The results of the Big Ten were not great. Of the 20 bets in the Big Ten with a positive ROI, only two were correct: Michigan won the Big Ten East and Illinois won more than 3.5 games. Several of these bets were in direct conflict with each other, so it would have been difficult to get more than a few correct, but the math suggested that about five bets should have been correct. Using this data to place bets would have been a losing proposition.

Table 4 below lists the results of the other high ROI bets for the rest of the country.

Table 4: Revision of National Pre-Season Recommended Bets.

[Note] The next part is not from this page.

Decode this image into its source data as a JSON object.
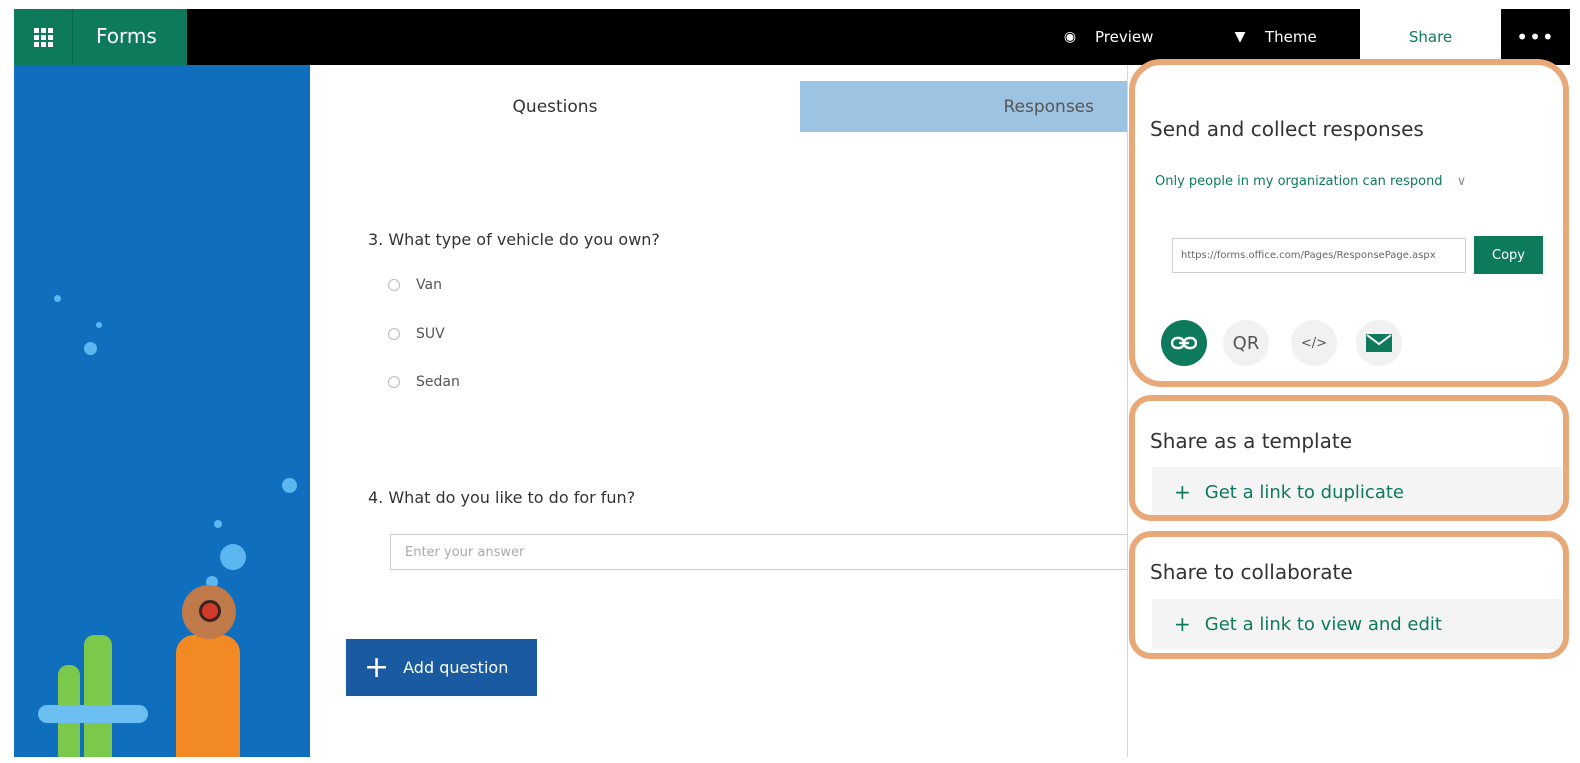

At first glance, these results seem worse than the Big Ten results. Of the 24 bets in this table, only one turned out to be correct: Northern Illinois won the MAC. However, this was also one of the highest value bets on the board. A $100 bet on the Huskies would have paid $25,000, which would have more than compensated for any incorrect bets in both tables 3 and 4.

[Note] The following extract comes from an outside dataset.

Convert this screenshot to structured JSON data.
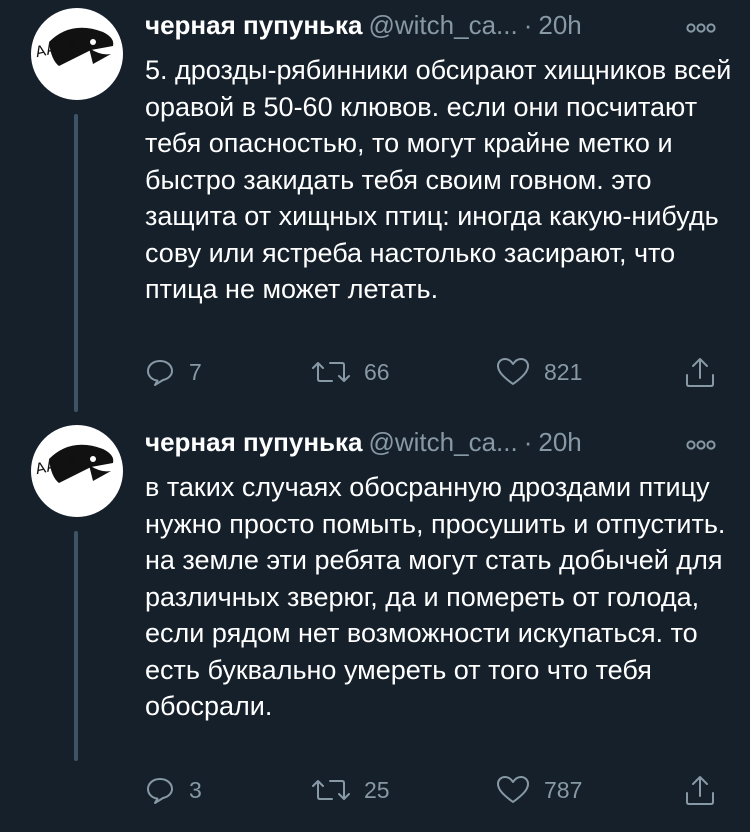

Finally, Table 5 lists the results of the recommended total win bets for the regular season.

Table 5: Revision of recommended total win bets in the regular season.

In general, the bets in tables 3 and 4 were often long shots. In contrast, the seasonal over/under bets in Table 5 were much lower risk. However, of the 30 possible bets in Table 5, only 14 were correct, which was less than the expected value of 19.2. Again, the preseason rankings (which are the main input for my calculations) this year seemed less accurate than usual. Placing all 30 of these bets would also have been a losing proposition.

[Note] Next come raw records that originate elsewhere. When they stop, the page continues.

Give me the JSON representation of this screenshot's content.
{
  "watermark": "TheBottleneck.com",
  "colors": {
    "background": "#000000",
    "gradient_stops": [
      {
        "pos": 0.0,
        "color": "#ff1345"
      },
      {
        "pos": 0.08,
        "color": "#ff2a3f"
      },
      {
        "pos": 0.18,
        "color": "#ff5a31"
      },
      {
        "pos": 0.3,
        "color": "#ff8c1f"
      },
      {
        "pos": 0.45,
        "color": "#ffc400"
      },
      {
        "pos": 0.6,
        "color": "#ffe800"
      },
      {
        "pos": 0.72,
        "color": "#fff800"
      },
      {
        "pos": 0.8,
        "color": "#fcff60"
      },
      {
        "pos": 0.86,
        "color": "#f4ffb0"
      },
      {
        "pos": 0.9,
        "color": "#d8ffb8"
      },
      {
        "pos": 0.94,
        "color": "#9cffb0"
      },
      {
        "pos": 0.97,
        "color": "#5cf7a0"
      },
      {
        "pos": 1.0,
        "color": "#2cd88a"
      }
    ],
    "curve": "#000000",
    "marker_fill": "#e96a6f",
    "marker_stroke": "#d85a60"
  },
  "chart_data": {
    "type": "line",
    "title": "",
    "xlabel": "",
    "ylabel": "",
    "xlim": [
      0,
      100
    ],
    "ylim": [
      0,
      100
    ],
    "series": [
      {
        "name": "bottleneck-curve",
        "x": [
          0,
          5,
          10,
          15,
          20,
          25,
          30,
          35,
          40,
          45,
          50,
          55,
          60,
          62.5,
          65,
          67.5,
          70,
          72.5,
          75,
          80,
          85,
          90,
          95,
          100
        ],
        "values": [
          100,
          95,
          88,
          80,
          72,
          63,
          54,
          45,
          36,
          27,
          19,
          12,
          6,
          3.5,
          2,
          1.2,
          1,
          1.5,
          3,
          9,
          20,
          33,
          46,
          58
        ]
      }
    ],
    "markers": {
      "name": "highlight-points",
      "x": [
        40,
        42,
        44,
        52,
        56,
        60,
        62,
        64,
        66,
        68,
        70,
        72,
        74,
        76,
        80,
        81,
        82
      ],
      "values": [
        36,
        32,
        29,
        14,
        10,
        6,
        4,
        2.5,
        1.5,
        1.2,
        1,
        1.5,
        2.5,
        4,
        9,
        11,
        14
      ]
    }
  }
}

That said, the choices with the higher calculated ROI were more likely to be correct. In fact, 9 of the top 14 picks came true. If someone had placed just these top-14 bets (where the ROI was over $20.00), that person would have made $421 profit on a run of $100 bets.

Well, that’s all I have to say about the 2021-2022 college football season. It was fun. I plan to be back in the summer of 2022 to review the numbers for the upcoming college football season. As always I will share with you all the advice I have to give. Until then, enjoy and go green.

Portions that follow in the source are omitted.